Jacinto Canales has been able to know in this meeting with the manager of the IBGM, Alain Blanquer, and the head of the CSIC in Valladolid, Juan Pablo Duque, the management of the technological transfer of the result of the investigations to the companies that can commercially develop these findings. In particular, the development of the last two patents, fruit of that work, one of them, of products active in diseases of the immune system and the other for the diagnosis of hereditary diseases, has been commented.
Jacinto Canales stressed “the importance of transferring the fruits of publicly funded research to the business fabric so that society can benefit from the advances of such research.”
New therapies
At the meeting, the subdelegate was informed about the eleven research projects currently managed by the Institute of Biomedicine and Molecular Genetics (IBGM) of Valladolid, which studies the cellular and molecular bases of the most important groups of diseases: cardiovascular, respiratory, inflammatory and metabolic, the immune system, cancer, aging and the neurological and neurodegenerative pathologies associated with it.

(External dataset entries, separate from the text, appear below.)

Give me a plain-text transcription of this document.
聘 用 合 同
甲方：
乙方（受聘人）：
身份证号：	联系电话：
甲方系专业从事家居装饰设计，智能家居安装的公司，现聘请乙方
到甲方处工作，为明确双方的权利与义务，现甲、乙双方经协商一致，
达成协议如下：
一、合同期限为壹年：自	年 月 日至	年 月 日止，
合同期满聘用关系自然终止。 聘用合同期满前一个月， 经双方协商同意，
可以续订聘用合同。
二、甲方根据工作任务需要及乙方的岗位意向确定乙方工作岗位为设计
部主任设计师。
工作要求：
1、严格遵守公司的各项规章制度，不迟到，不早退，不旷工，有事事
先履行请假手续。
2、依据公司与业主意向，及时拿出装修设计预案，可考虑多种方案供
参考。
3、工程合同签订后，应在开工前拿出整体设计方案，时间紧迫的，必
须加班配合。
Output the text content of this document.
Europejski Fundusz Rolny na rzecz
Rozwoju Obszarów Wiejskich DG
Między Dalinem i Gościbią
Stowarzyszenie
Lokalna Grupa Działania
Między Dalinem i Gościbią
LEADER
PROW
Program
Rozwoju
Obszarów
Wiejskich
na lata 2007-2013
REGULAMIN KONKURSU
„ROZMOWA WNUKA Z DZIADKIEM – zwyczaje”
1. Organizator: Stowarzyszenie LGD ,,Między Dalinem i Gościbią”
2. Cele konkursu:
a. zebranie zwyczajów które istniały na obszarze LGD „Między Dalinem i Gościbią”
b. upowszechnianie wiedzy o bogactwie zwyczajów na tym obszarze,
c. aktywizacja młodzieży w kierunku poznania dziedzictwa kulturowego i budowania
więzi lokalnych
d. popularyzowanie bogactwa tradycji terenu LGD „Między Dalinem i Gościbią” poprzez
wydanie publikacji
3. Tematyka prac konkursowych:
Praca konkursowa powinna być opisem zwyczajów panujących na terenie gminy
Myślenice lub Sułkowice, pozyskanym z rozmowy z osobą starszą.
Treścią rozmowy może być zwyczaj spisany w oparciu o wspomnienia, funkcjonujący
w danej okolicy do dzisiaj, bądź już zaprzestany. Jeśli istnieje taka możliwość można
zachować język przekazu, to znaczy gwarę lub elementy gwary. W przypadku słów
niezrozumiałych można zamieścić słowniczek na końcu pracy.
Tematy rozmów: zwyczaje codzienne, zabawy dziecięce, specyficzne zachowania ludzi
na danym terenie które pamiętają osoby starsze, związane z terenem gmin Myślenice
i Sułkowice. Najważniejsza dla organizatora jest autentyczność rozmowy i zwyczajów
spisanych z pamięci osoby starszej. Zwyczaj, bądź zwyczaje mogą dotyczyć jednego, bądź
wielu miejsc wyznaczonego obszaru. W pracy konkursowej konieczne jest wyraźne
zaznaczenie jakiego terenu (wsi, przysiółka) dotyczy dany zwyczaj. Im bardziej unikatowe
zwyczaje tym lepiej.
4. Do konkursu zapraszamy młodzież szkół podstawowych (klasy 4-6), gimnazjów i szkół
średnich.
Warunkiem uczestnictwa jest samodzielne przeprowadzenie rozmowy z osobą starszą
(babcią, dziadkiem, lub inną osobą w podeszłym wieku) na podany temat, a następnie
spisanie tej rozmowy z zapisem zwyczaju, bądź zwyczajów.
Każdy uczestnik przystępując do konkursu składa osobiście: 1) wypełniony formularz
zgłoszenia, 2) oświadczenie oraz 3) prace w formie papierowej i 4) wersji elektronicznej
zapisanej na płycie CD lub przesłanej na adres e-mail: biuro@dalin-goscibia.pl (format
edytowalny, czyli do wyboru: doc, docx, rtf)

The goal of ongoing research is to find advanced molecular diagnostic methods and new therapies, particularly cell therapy and immunotherapy.
Among other functions, the Institute is the source and main contributor to the genetic diagnosis of susceptibility to family breast and colon cancer in Castilla y León.
The IBGM has three large research units, consisting of 26 groups and more than 160 people, including technicians, researchers, administration and services.